INFOGRAPHIE. Fort recul des contaminations Covid-19 en Bourgogne Franche-Comté. Situation contrastée à l'hôpital

La circulation du virus ralentit en Bourgogne Franche-Comté. Dans six des huit départements, le taux d'incidence passe sous le seuil de 250 cas pour 100 000 habitants. A l'hôpital, la situation est constratée entre une baisse sensible dans la Nièvre et une forte hausse en Haute-Saône. 

Au sein du service réanimation de l'hôpital de Nevers
Au sein du service réanimation de l'hôpital de Nevers © Pierre Destrade / Maxppp

Le taux d'incidence (nombre de nouveaux cas hebdomadaires pour 100 000 habitants) poursuit son recul en Bourgogne Franche-Comté selon les derniers chiffres donnés par Santé publique France ce mardi 4 mai. Il atteint désormais 221,9 contre un pic à plus de 360 il y a 3 semaines. Ce recul suit la même tendance qu'au niveau national. 

Le taux de positivité des tests est lui aussi en recul passant de 11.1% le 25 avril dernier à 8.1% le 30 avril. 

Six départements sous le "seuil d'alerte"

Le recul de la circulation du virus est significatif dans les huit départements de la région. En Saône-et-Loire, dans le Jura et en Haute Saône, le taux d'incidence est même repassé sous la barre des 200 cas pour 100 000 habitants. En Côte d'Or, dans l'Yonne et dans la Nièvre, ce chiffre est passé sous la barre symbolique des 250 cas pour 100 000 habitants.
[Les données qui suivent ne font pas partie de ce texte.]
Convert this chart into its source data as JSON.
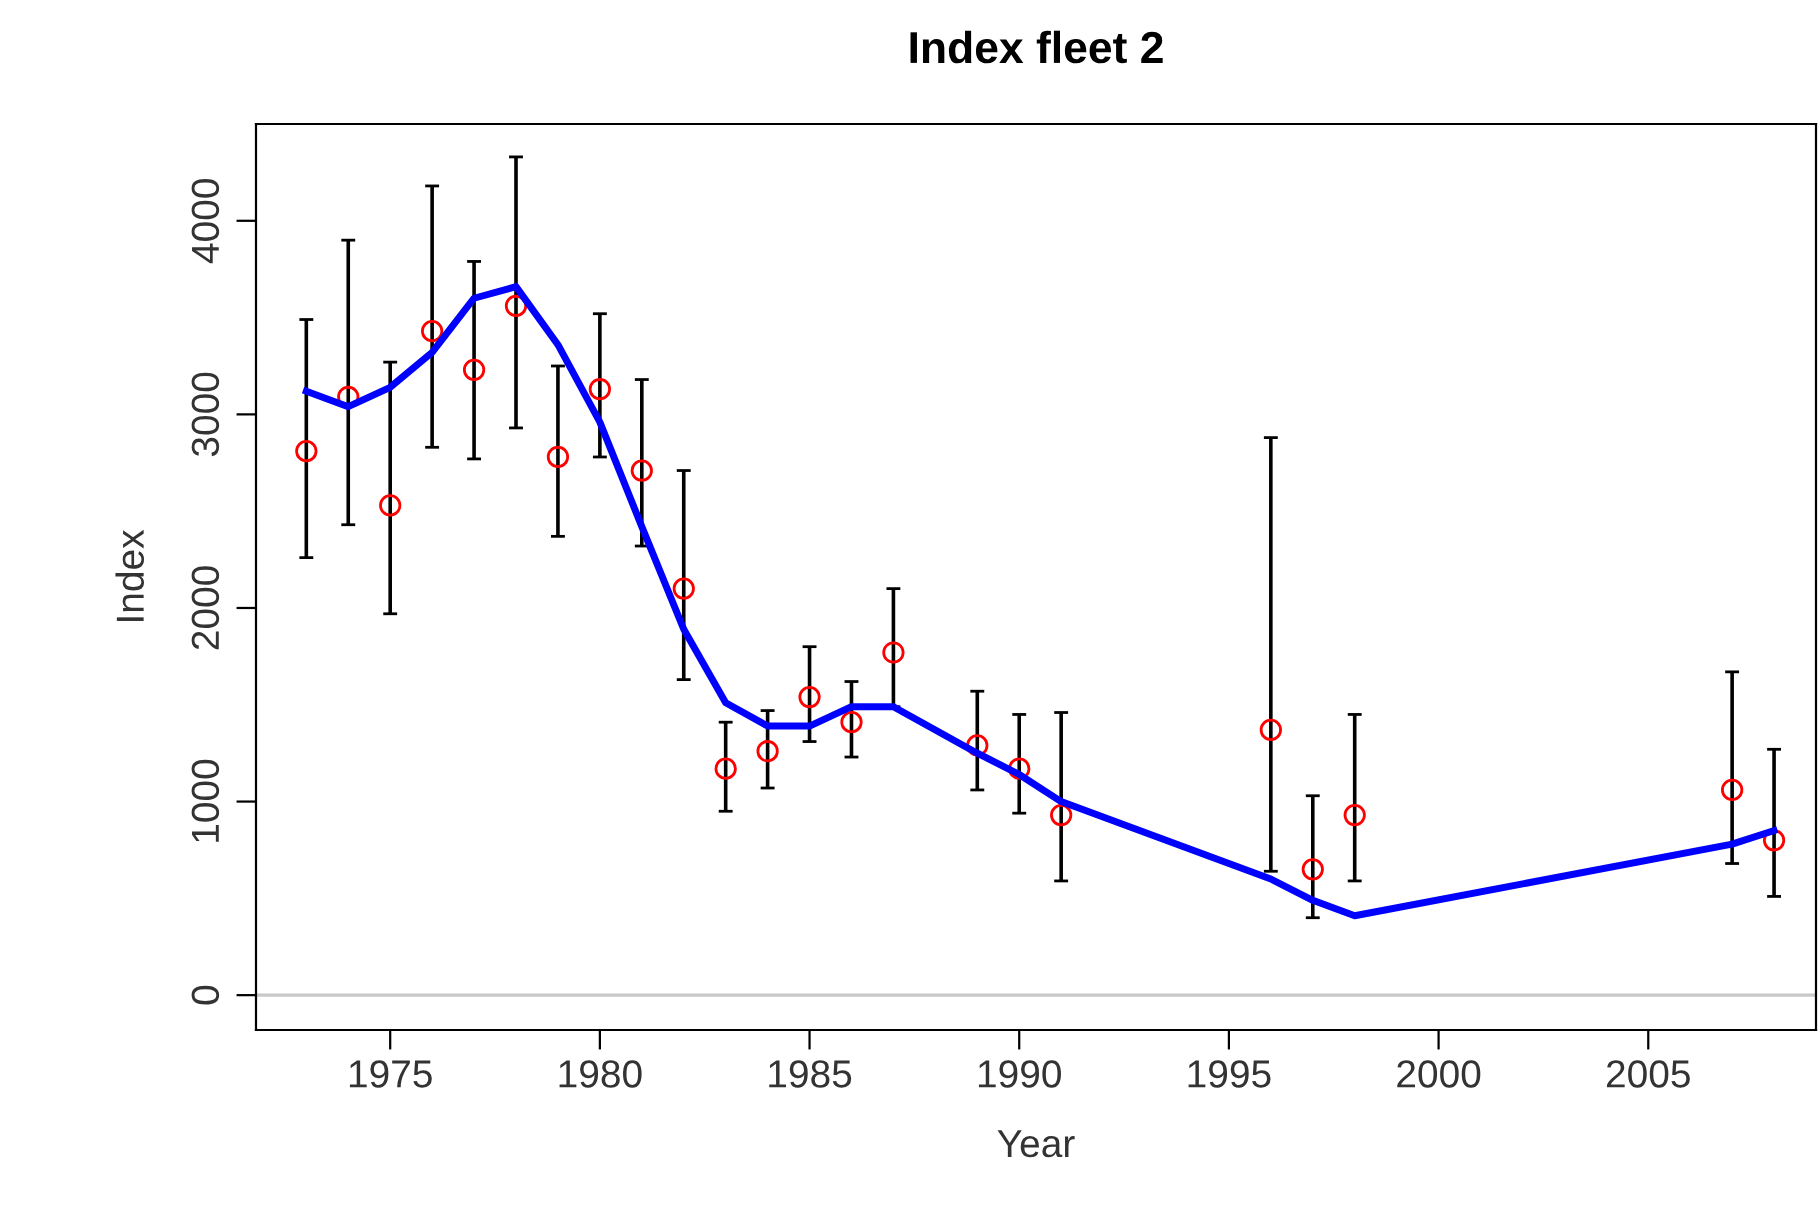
{
  "chart_data": {
    "type": "scatter",
    "title": "Index fleet 2",
    "xlabel": "Year",
    "ylabel": "Index",
    "xlim": [
      1971.8,
      2009.0
    ],
    "ylim": [
      -180,
      4500
    ],
    "xticks": [
      1975,
      1980,
      1985,
      1990,
      1995,
      2000,
      2005
    ],
    "yticks": [
      0,
      1000,
      2000,
      3000,
      4000
    ],
    "grid": false,
    "ref_lines": [
      {
        "axis": "y",
        "value": 0,
        "color": "#c8c8c8"
      }
    ],
    "series": [
      {
        "color": "#ff0000",
        "marker": "circle",
        "x": [
          1973,
          1974,
          1975,
          1976,
          1977,
          1978,
          1979,
          1980,
          1981,
          1982,
          1983,
          1984,
          1985,
          1986,
          1987,
          1989,
          1990,
          1991,
          1996,
          1997,
          1998,
          2007,
          2008
        ],
        "values": [
          2810,
          3090,
          2530,
          3430,
          3230,
          3560,
          2780,
          3130,
          2710,
          2100,
          1170,
          1260,
          1540,
          1410,
          1770,
          1290,
          1170,
          930,
          1370,
          650,
          930,
          1060,
          800
        ],
        "errors": [
          [
            2260,
            3490
          ],
          [
            2430,
            3900
          ],
          [
            1970,
            3270
          ],
          [
            2830,
            4180
          ],
          [
            2770,
            3790
          ],
          [
            2930,
            4330
          ],
          [
            2370,
            3250
          ],
          [
            2780,
            3520
          ],
          [
            2320,
            3180
          ],
          [
            1630,
            2710
          ],
          [
            950,
            1410
          ],
          [
            1070,
            1470
          ],
          [
            1310,
            1800
          ],
          [
            1230,
            1620
          ],
          [
            1490,
            2100
          ],
          [
            1060,
            1570
          ],
          [
            940,
            1450
          ],
          [
            590,
            1460
          ],
          [
            640,
            2880
          ],
          [
            400,
            1030
          ],
          [
            590,
            1450
          ],
          [
            680,
            1670
          ],
          [
            510,
            1270
          ]
        ]
      },
      {
        "type": "line",
        "color": "#0000ff",
        "marker": "none",
        "line_style": "solid",
        "x": [
          1973,
          1974,
          1975,
          1976,
          1977,
          1978,
          1979,
          1980,
          1981,
          1982,
          1983,
          1984,
          1985,
          1986,
          1987,
          1989,
          1990,
          1991,
          1996,
          1997,
          1998,
          2007,
          2008
        ],
        "values": [
          3120,
          3040,
          3140,
          3320,
          3600,
          3660,
          3360,
          2960,
          2420,
          1890,
          1510,
          1390,
          1390,
          1490,
          1490,
          1250,
          1140,
          1000,
          600,
          490,
          410,
          780,
          850
        ]
      }
    ]
  }
}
C'est longtemps ce palier qui a été considéré comme le seuil d'alerte en matière de circulation du virus.

Le Doubs et le Territoire de Belfort reste légèrement au dessus de ce seuil. Mais la tendance à la baisse est la même. Dans toute la région, on reste cependant loin du taux de 50 cas pour 100 000 habitants. Il était considéré cet automne comme le niveau en dessous duquel l'épidémie pouvait être contrôlée. 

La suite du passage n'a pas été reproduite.